Read the original post in The Berlin Sun here.
BERLIN — The bill designed to keep the 75-megawatt Burgess BioPower biomass plant operating is expected to reach the governor’s desk soon and Gov. Chris Sununu is being lobbied by supporters and opponents of the measure. Sununu has not revealed his position on the bill and his office did not return inquiries about how the governor is leaning.
House Bill 142 grants the biomass plant financial relief from having to repay $50 million the plant has accumulated over the $100 million cap on overmarket costs established in its purchase power agreement with Eversource.
The bill had bipartisan support in the Legislature, passing the House by a 269-109 and the Senate on a voice vote. Arguing in supporting of the bill are North Country officials, the N.H. Timberland Owners Association and the Androscoggin Valley Chamber of Commerce. Opposing it are the N.H. Business and Industry Association, the Sierra Club and the Josiah Bartlett Center for Public Policy.
Burgess BioPower officials testified the biomass plant will go bankrupt if the bill fails to pass and with it nearly $70 million in annual economic activity for the state will be lost. The plant purchases over 800,000 tons of low grade wood annually and the company said it supports more than 240 jobs both directly and indirectly.

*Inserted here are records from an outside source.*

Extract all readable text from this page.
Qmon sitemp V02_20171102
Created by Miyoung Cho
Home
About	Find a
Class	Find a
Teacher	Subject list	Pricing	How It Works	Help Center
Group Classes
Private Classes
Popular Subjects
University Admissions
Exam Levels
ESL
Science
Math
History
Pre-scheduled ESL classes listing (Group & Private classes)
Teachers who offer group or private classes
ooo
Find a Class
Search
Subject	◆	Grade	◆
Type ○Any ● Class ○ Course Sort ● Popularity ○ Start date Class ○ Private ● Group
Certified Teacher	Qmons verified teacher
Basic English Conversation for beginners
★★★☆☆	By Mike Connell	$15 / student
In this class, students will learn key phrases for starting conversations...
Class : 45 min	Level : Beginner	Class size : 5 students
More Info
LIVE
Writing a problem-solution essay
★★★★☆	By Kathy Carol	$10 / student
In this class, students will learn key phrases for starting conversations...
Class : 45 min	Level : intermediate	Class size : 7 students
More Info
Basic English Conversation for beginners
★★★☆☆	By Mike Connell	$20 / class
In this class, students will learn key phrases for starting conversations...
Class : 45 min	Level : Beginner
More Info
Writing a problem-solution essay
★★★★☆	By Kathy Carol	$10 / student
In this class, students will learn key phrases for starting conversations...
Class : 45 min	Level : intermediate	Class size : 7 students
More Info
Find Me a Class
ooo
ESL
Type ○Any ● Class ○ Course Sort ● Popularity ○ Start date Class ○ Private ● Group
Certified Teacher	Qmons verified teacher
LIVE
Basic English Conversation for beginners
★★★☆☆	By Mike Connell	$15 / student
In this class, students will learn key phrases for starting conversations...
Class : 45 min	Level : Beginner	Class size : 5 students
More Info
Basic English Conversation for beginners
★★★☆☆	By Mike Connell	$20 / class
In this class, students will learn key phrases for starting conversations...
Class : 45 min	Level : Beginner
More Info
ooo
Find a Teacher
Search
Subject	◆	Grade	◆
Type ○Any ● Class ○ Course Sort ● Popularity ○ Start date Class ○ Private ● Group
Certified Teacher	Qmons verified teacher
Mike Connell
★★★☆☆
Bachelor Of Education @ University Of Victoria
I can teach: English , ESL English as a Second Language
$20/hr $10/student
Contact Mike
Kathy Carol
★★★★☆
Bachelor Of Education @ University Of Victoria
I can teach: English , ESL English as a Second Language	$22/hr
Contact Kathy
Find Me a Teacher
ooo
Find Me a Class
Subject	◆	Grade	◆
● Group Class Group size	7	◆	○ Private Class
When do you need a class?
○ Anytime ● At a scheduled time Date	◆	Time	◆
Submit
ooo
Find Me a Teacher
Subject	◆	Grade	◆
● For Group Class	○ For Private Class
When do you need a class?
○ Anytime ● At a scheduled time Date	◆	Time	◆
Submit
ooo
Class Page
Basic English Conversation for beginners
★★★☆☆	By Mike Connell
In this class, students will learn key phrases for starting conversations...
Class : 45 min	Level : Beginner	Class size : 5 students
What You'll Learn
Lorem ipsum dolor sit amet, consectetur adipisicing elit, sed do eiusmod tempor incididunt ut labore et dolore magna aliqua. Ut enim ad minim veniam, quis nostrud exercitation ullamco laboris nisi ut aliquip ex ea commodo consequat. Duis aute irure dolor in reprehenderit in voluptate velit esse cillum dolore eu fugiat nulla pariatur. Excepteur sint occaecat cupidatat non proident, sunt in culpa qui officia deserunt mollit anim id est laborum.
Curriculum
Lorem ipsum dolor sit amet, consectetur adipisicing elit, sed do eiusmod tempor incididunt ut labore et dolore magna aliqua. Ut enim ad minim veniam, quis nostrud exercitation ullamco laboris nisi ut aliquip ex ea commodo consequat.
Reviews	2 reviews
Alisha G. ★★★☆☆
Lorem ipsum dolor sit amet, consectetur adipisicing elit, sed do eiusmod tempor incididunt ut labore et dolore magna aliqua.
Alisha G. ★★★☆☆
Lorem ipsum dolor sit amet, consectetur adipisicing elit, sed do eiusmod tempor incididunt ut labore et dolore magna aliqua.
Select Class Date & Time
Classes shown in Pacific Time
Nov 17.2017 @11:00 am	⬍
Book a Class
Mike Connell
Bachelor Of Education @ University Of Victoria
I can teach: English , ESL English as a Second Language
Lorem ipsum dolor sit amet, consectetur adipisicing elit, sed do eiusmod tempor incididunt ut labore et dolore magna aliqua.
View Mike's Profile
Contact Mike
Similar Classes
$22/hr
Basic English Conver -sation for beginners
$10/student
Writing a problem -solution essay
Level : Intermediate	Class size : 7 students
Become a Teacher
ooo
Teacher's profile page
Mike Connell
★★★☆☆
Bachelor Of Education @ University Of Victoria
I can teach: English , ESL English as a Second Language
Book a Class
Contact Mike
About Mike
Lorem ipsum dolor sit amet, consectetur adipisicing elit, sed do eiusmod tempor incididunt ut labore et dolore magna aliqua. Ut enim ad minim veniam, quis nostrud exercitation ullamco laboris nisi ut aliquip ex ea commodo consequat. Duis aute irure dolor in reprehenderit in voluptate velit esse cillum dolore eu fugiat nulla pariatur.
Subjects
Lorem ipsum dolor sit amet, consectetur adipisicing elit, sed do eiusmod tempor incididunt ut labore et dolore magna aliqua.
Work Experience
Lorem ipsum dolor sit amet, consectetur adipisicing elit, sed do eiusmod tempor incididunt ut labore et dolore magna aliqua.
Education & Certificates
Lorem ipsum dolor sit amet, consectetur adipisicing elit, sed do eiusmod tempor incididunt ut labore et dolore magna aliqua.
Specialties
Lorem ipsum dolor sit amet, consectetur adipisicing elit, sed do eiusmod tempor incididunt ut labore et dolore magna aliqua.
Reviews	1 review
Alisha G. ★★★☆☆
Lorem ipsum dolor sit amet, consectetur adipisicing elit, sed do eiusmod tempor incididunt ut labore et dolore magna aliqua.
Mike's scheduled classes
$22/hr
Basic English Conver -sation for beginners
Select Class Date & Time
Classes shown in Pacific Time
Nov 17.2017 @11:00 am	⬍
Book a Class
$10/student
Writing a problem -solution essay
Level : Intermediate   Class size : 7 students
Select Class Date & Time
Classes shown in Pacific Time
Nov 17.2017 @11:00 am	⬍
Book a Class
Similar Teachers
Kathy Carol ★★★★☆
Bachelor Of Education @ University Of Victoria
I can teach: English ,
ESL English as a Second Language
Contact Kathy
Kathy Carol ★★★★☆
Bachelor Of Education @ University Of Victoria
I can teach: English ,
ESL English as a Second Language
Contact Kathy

Berlin Mayor Paul Grenier said failure of the bill will be devastating for the city and surrounding communities. Burgess BioPower annually provides 12 percent of the city’s property tax revenues, 25 percent of its water fees and 10 percent of its sewer fees.
“The community cannot afford to make up over $2 million in tax revenue and water rates will skyrocket. Significant layoffs here and big tax increases for the rest of Coos’ communities in county tax is inevitable,” said Grenier.
The Androscoggin Valley Chamber of Commerce is urging its members “to send a strong message to the governor that the Legislature got it right with HB 142, and he should allow the bill to become law.”
The N.H. Timberland Owners Association testified the biomass plant is critical for the forest products industry as the state’s largest buyer of low grade wood. The plant allows large timberland owners to manage their lands and keep them open for public use.
Also testifying in favor of the bill was N.H. Senate President Jeb Bradley, who pointed out that it produces enough stable renewable energy to power 67,000 homes. The plant is the largest electric generator in the state running on locally sourced fuel. In a recent editorial, Rep. Eamon Kelley and Coos County Commissioner Robert Theberge argue Burgess BioPower diversifies the region’s energy portfolio. The pair point out the region is currently dependent on natural gas for energy production.
The bill has also attracted strong opposition.
Last week, Andrew Cline, president of the Josiah Bartlett Center for Public Policy, urged Sununu to veto the bill. Cline argued that while the biomass plant is a large taxpayer and important business for Berlin “it is not an important player in the state’s overall economy.”
Cline called the biomass plant “a subsidized jobs program for the Northern New England timber industry, disguised as a power plant” and said if the bill become law the ratepayer subsidies would continue indefinitely. The editorial has drawn attention because Gov. Sununu’s brother, James Sununu, chairs the Bartlett Center’s board of directors.
The N.H. Business and Industry Association also opposes the bill, arguing it artificially inflates energy prices to preserve one business. The BIA estimates the subsidy received by Burgess BioPower adds $3 to monthly residential electric bills.
Sarah Boone, vice president for public affairs for the plant’s owner, said there are some misconceptions about the bill. She said one reason she feels the bill had such broad support in the Legislature is because it ends the subsidies.
“It’s very clear that it ends any sort of ratepayer support, and it puts all of the responsibility on Burgess to operate going forward. It simply clarifies the repayment question that originated from the original bill,” she said.
Boone said there is an excellent team working at the plant and she is confident passage of the bill will allow the plant to operate long into the future.